Poster Presentation 56.450: Tuesday, May 21, 2024, 2:45 – 6:45 pm, Pavilion
Session: Object Recognition: Structure of categories

Yiling Yun1 (), Bryor Snefjella1, Shuhao Fu1, Hongjing Lu1; 1University of California, Los Angeles

How do people align concepts learned from different modalities, such as visual and linguistic inputs? To address this question, we examined the representations of emojis, which are pictograms commonly used in linguistic contexts and convey distinctive visual characteristics that make them appear engaging. The representational similarity structure of emojis was measured using an odd-one-out paradigm. In Experiment 1, human similarity judgments were measured for 48 emojis from a wide range of emoji categories (faces, animals, objects, signs, etc). We compared human similarity judgments with model predictions from three types of models, including a language model (fastText) that is trained for word prediction in sentences, a vision model (Visual Auto-Encoder) that is trained to reconstruct input images, and a multi-modal neural network (CLIP) that learns visual concepts under language supervision. We found that CLIP correlated with human similarity judgments the highest (rho = .38), followed by fastText (rho = .36), and Visual Auto-Encoder (rho = .17). When controlling for linguistic semantics from fastText, CLIP maintained the significant semipartial-correlation with human judgments (sr = .34). The best performance of CLIP was not simply due to the combination of multimodal inputs since simply concatenating fastText and Visual Auto-Encoder embeddings resulted in a lower correlation (rho = .17). In Experiment 2, we used the 50 most frequently used emojis, which mostly include faces with different expressions and hand gestures. We found that all three models show correlations with human similarity judgments: CLIP (rho = .68), followed by fastText (rho = .52), and Visual Auto-Encoder (rho = .46).
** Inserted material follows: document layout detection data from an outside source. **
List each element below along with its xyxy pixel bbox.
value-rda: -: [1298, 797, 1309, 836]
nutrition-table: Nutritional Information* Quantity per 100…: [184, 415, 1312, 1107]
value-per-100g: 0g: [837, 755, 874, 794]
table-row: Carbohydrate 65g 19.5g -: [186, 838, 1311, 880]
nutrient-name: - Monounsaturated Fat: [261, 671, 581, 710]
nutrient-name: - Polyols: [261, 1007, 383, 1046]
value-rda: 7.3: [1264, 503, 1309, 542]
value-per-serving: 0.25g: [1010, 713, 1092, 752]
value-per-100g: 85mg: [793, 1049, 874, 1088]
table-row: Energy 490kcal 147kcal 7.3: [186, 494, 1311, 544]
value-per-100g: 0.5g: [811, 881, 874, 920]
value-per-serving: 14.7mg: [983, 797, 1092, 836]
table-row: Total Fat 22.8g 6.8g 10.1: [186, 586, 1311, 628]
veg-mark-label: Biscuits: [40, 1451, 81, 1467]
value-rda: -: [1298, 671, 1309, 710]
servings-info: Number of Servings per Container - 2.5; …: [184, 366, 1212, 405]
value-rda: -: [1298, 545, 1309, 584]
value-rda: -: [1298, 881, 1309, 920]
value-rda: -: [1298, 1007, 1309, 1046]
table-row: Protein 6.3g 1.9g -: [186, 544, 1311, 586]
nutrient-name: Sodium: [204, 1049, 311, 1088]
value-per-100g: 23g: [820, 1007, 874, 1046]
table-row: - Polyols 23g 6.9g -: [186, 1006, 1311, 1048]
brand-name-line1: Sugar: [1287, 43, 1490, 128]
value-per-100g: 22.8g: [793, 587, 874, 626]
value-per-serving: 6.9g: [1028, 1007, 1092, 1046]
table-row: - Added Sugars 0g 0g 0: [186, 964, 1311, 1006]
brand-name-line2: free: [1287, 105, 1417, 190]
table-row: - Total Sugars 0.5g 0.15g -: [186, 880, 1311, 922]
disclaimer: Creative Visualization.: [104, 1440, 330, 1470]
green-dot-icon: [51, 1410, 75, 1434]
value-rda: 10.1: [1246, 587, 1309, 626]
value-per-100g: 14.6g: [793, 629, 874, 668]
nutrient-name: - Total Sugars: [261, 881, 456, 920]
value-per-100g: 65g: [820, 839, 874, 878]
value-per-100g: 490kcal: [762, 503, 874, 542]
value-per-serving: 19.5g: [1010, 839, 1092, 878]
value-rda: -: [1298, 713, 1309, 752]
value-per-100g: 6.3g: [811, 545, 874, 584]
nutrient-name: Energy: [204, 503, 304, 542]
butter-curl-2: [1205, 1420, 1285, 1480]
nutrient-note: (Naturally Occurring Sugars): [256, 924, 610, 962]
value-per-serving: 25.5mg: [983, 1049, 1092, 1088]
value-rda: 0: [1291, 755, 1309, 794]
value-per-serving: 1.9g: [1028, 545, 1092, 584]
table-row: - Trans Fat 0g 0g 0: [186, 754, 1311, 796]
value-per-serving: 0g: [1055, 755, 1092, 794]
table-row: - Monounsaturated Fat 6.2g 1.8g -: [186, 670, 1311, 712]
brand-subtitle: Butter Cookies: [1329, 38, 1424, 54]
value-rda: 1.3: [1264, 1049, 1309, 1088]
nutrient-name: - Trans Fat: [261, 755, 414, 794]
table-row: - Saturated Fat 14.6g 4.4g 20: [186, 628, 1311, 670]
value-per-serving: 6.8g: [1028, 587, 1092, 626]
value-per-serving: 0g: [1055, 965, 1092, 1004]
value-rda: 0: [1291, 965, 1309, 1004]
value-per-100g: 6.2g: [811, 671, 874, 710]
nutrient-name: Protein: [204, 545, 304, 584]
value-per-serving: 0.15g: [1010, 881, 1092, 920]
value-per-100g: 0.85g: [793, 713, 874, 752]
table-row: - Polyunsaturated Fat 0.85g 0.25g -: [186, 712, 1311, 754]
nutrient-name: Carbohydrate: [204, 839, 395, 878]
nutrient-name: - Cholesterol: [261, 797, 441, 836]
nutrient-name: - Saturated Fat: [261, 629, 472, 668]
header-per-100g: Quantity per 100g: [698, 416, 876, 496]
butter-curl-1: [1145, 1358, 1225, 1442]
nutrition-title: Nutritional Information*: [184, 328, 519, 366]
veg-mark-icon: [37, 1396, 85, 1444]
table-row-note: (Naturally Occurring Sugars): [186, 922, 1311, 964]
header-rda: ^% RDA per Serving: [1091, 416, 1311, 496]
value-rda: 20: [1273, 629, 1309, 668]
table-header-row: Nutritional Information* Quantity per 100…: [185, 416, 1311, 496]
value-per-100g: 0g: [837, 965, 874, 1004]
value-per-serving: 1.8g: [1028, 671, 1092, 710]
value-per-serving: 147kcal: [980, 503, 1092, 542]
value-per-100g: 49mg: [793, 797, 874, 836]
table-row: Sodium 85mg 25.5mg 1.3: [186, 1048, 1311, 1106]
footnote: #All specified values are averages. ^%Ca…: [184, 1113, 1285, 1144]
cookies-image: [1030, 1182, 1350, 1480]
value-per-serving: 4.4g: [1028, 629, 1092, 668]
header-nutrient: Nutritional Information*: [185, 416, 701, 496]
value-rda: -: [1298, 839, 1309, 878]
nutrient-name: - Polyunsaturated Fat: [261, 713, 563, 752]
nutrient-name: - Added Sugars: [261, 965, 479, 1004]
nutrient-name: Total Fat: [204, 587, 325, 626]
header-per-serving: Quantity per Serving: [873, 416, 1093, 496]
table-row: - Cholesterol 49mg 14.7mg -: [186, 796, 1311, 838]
These results suggest that models trained with aligned visual and linguistic inputs in a multi-modal way best capture human conceptual representations of visual symbols, such as emojis. However, these models trained with general purposes are inadequate to capture fine-grained social attributes in emojis.

Acknowledgements: We dedicate this abstract to the memory of our co-author Dr. Bryor Snefjella, whose creativity, brilliance, insight and generosity make this project possible. This abstract was supported by NSF Grant BCS-2142269 awarded to H.L.